This next post is about all the fun you’re going to have teaching English in South Korea! There are the regular options like movies or dance clubs, but there are some things that Korea does like no place else, so read on!
SEOUL – TESOL South Korea
Seoul’s neighbourhoods of Sinchon and Hongdae are my favourites for going out. They are near universities so they are lively all night, and you can go drinking, dancing, eating, smoke a hookah, or sing at a noraebang. Noraebang literally translates to singing room, and just as it sounds, this is Korean style karaoke. You and your friends get a private room with a karaoke machine and you choose from a huge binder listing Korean and English songs. You can order beer, soft drinks, or snacks brought to your room and you pay per hour for the use of the room. I think it’s safe to say that every town in Korea has at least one of these. By day they are crowded with kids and teenagers singing their hearts out, but at night if you ever go out to eat or drink with Koreans, chances are that you will end up singing too. Even bad singers shouldn’t be intimidated- it’s much more about enthusiasm than skill.
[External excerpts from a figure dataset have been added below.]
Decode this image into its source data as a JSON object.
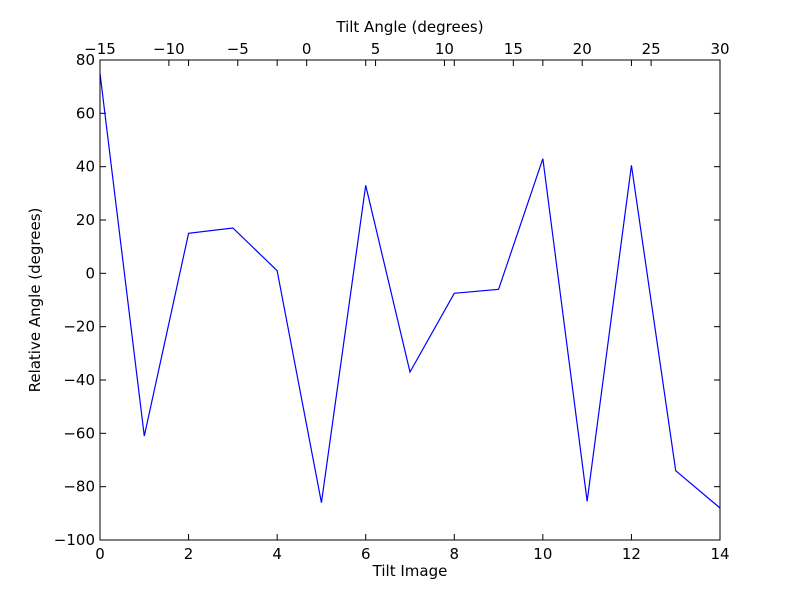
{
  "chart_data": {
    "type": "line",
    "xlabel": "Tilt Image",
    "ylabel": "Relative Angle (degrees)",
    "top_xlabel": "Tilt Angle (degrees)",
    "xlim": [
      0,
      14
    ],
    "ylim": [
      -100,
      80
    ],
    "top_xlim": [
      -15,
      30
    ],
    "x_ticks": [
      "0",
      "2",
      "4",
      "6",
      "8",
      "10",
      "12",
      "14"
    ],
    "x_tick_values": [
      0,
      2,
      4,
      6,
      8,
      10,
      12,
      14
    ],
    "y_ticks": [
      "−100",
      "−80",
      "−60",
      "−40",
      "−20",
      "0",
      "20",
      "40",
      "60",
      "80"
    ],
    "y_tick_values": [
      -100,
      -80,
      -60,
      -40,
      -20,
      0,
      20,
      40,
      60,
      80
    ],
    "top_x_ticks": [
      "−15",
      "−10",
      "−5",
      "0",
      "5",
      "10",
      "15",
      "20",
      "25",
      "30"
    ],
    "top_x_tick_values": [
      -15,
      -10,
      -5,
      0,
      5,
      10,
      15,
      20,
      25,
      30
    ],
    "grid": false,
    "series": [
      {
        "color": "#0000ff",
        "x": [
          0,
          1,
          2,
          3,
          4,
          5,
          6,
          7,
          8,
          9,
          10,
          11,
          12,
          13,
          14
        ],
        "y": [
          75,
          -61,
          15,
          17,
          1,
          -86,
          33,
          -37,
          -7.5,
          -6,
          43,
          -85.5,
          40.5,
          -74,
          -88
        ]
      }
    ]
  }
}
The biggest cinema chain is CGV which will usually play a couple of American blockbusters and several Korean films (no English subtitles though). Movie rental is pretty much nonexistent, but DVDbangs are really popular. Like a noraebang, you get a private room with a pretty large screen and a couch and you can choose a DVD to watch right then and there. These are very popular with teenagers hanging out with their friends, but also with dating adults. Most Koreans live with their families until they are married, so a DVD room affords a little bit of privacy that a couple may not often get.
The drink of choice for many Koreans is soju. Soju is clear liquor made from sweet potatoes and tastes a bit like very low-grade vodka. It’s extremely cheap and sold everywhere, usually in green bottles. If you are ever invited out to a work function, it’s customary to take shots of soju with the boss. Be careful… even though your Korean coworkers will probably keep pace and still make it to work the next morning, it can give you a killer hangover and I would usually excuse myself from drinking after one or two shots. Fruit soju is soju mixed either with kool-aid or with fruit juice, depending on where you get it, and can be more pleasant to drink than just regular soju. Some bars will even make cocktails with soju, as imported liquor is extremely expensive. Other local favorites are makolli and dongdongju, both milky rice liquors, and domestic wine which is usually very sweet.
Koreans are serious about drinking, but also serious about fitness. Korea is mostly covered by mountains, and hiking is a very popular activity. In big cities, there are some mountains too steep to build on, but apparently not too steep to climb. During nice weather, everyone from small children to old grandparents will trek up and down the mountain, often with very purposeful hiking outfits and walking sticks.
There are also loads of gyms and swimming facilities where you can get a membership or sometimes pay for a day or week pass. Roads do not have bike lanes and drivers are not particularly bike-aware, so don’t count on a bike for transportation, but big parks such as Olympic Park or Seoul Grand Park can be great for taking a bike ride.
Finally, for some relaxation, Koreans hit the jimjilbang, which is like a community bath house. It costs a few dollars to get in and you get a shirt, shorts and locker key. There are separate male and female entrances leading to locker rooms, where you leave all your clothes and things and grab a towel for a shower or a hot tub soak. On weekends, you can also pay extra for a massage or scrub. When you’re finished cleaning off, you can put on the shirt and shorts you were given and go through to the next area where males and females can relax together in sauna rooms of various temperatures and sometimes tv rooms, snack areas, exercise rooms, or resting rooms. Jimjilbangs vary from small and simple to large and complex facilities where you can bathe in jasmine tea and swim in a full length pool. Families often go together and moms and kids will help scrub grandma’s back and vice versa. You can stay as long as you like, since most are open 24 hours, and it can be a great way to relax, but some nudity is involved, so I suppose it’s not for the shy.